Nude with Vegetable by Betty Hahn
Cooking up Change
In our present age of image proliferation and process plurarity, it may be difficult to imagine an earlier time when photography was only just beginning to be accepted as a legitimate art medium. Most of its serious practitioners, primarily men, protected this hard-won status by hewing to agreed-upon standards: black-and-white, 8x10, real-life subjects, beauty. Coming out of a broader arts education and the unique tutelage of photographer Henry Holmes Smith, Betty Hahn emerged with her M.F.A. from Indiana University in 1966 with a much different approach to the medium. The following year, she found her tribe in Rochester, New York, where kindred spirits were also thinking outside the gelatin-silver box.

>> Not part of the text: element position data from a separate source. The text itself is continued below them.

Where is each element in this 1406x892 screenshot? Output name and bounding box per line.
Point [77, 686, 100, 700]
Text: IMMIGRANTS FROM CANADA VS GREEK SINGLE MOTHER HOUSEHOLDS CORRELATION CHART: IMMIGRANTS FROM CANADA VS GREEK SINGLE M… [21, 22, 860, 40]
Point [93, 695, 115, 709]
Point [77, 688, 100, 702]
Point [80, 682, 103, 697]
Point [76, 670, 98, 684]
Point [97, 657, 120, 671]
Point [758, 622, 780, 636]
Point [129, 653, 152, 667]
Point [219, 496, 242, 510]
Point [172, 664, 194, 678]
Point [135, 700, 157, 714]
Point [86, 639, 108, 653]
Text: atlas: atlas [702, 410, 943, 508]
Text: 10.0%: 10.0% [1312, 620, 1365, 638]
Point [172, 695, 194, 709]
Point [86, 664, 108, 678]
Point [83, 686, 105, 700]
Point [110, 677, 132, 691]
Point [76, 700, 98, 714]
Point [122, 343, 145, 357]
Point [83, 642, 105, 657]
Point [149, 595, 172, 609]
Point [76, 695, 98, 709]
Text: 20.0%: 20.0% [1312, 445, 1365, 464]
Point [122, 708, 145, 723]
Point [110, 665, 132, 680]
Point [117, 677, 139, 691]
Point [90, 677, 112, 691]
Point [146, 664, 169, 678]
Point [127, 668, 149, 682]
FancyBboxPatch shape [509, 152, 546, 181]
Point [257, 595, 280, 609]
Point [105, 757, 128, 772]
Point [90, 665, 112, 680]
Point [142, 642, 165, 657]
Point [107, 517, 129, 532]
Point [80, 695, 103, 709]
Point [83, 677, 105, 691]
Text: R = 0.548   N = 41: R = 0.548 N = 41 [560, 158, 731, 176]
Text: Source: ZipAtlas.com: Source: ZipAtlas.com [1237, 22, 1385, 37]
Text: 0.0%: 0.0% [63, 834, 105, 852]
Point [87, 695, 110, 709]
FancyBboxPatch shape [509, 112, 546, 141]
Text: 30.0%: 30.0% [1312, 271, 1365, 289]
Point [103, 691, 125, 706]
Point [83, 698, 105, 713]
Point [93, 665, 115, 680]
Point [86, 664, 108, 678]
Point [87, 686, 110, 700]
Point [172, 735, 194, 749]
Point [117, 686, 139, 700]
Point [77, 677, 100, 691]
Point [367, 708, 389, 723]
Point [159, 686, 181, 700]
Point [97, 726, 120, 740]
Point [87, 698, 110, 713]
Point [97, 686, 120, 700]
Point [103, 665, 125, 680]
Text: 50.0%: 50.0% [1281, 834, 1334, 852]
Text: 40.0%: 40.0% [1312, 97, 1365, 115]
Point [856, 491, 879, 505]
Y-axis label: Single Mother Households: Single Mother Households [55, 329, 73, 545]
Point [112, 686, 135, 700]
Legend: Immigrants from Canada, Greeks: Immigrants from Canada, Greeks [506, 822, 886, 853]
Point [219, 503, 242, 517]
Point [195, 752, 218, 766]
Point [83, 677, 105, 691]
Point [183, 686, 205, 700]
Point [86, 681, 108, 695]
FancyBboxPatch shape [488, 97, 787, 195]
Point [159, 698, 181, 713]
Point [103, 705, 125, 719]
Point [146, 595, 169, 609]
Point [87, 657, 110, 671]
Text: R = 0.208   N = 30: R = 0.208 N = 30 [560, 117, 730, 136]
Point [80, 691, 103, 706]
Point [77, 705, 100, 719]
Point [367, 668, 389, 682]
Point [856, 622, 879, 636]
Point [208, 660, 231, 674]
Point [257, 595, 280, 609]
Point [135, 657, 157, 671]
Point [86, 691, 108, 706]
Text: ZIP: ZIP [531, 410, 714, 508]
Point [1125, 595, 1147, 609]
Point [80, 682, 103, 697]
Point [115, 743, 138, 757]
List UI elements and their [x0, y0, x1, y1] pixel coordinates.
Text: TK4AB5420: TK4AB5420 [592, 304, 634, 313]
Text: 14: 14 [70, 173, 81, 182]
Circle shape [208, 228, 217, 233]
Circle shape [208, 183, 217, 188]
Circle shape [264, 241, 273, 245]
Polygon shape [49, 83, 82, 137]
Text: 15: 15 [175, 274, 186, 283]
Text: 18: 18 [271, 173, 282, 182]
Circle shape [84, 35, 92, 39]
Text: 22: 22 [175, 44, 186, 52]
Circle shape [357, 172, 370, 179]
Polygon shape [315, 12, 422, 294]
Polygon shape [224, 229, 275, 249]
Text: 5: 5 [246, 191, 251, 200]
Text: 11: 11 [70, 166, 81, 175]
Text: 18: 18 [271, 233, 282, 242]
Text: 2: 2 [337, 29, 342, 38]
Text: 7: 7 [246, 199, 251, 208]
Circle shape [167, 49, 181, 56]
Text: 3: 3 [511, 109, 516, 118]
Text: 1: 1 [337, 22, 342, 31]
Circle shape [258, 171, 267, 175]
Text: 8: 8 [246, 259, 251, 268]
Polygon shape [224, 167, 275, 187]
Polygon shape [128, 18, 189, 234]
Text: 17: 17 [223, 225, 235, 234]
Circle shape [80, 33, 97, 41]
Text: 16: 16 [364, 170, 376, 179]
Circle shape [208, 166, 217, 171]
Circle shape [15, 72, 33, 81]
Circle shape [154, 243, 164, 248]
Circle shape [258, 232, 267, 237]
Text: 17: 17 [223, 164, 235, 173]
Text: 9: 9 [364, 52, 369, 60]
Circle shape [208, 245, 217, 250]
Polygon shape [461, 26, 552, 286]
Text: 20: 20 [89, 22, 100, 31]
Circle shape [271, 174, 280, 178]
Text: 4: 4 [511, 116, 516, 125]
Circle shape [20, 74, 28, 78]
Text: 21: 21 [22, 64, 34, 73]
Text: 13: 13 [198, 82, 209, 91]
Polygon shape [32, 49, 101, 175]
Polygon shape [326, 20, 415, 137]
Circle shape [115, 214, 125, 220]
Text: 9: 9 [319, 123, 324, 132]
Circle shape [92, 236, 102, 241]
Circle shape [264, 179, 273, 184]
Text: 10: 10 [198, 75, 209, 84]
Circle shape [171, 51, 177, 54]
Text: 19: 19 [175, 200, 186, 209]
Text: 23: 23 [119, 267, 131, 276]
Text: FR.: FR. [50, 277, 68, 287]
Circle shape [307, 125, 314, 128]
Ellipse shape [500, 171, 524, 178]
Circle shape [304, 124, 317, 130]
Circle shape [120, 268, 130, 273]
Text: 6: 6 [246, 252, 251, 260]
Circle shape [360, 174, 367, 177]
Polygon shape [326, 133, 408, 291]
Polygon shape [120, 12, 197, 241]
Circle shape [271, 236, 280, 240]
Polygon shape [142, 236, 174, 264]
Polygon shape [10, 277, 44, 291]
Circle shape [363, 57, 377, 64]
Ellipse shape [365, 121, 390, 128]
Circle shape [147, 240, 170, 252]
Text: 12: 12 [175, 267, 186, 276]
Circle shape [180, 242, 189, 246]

Relentlessly creative, Hahn was less interested in canon-busting than in concocting fresh recipes for photographic image making. These delicious gum prints from early in her career – here published together and in color for the first time – beautifully illustrate her unconstrained work with the medium. In a conversation with the curator David Haberstich, Hahn said she had in mind Edward Weston and his iconic images of produce (and perhaps also the nudes) while making these negatives 1. But Hahn’s tiny, parti-colored prints are more referential than reverential, matching the print colors to the vegetable or fruit pictured and playing off Weston’s classic work with complexity and wit, an amuse bouche that hinted at her interesting and innovative career ahead.
1 For more information about the artist, see the excellent resource Betty Hahn: Photography or Maybe Not (University of New Mexico Press, 1995). These gum prints are mentioned on p. 29-30 and p. 180.
-- Katherine Ware, Curator of Photography at the New Mexico Museum of Fine Arts
Betty Hahn lives and works in Albuquerque, New Mexico.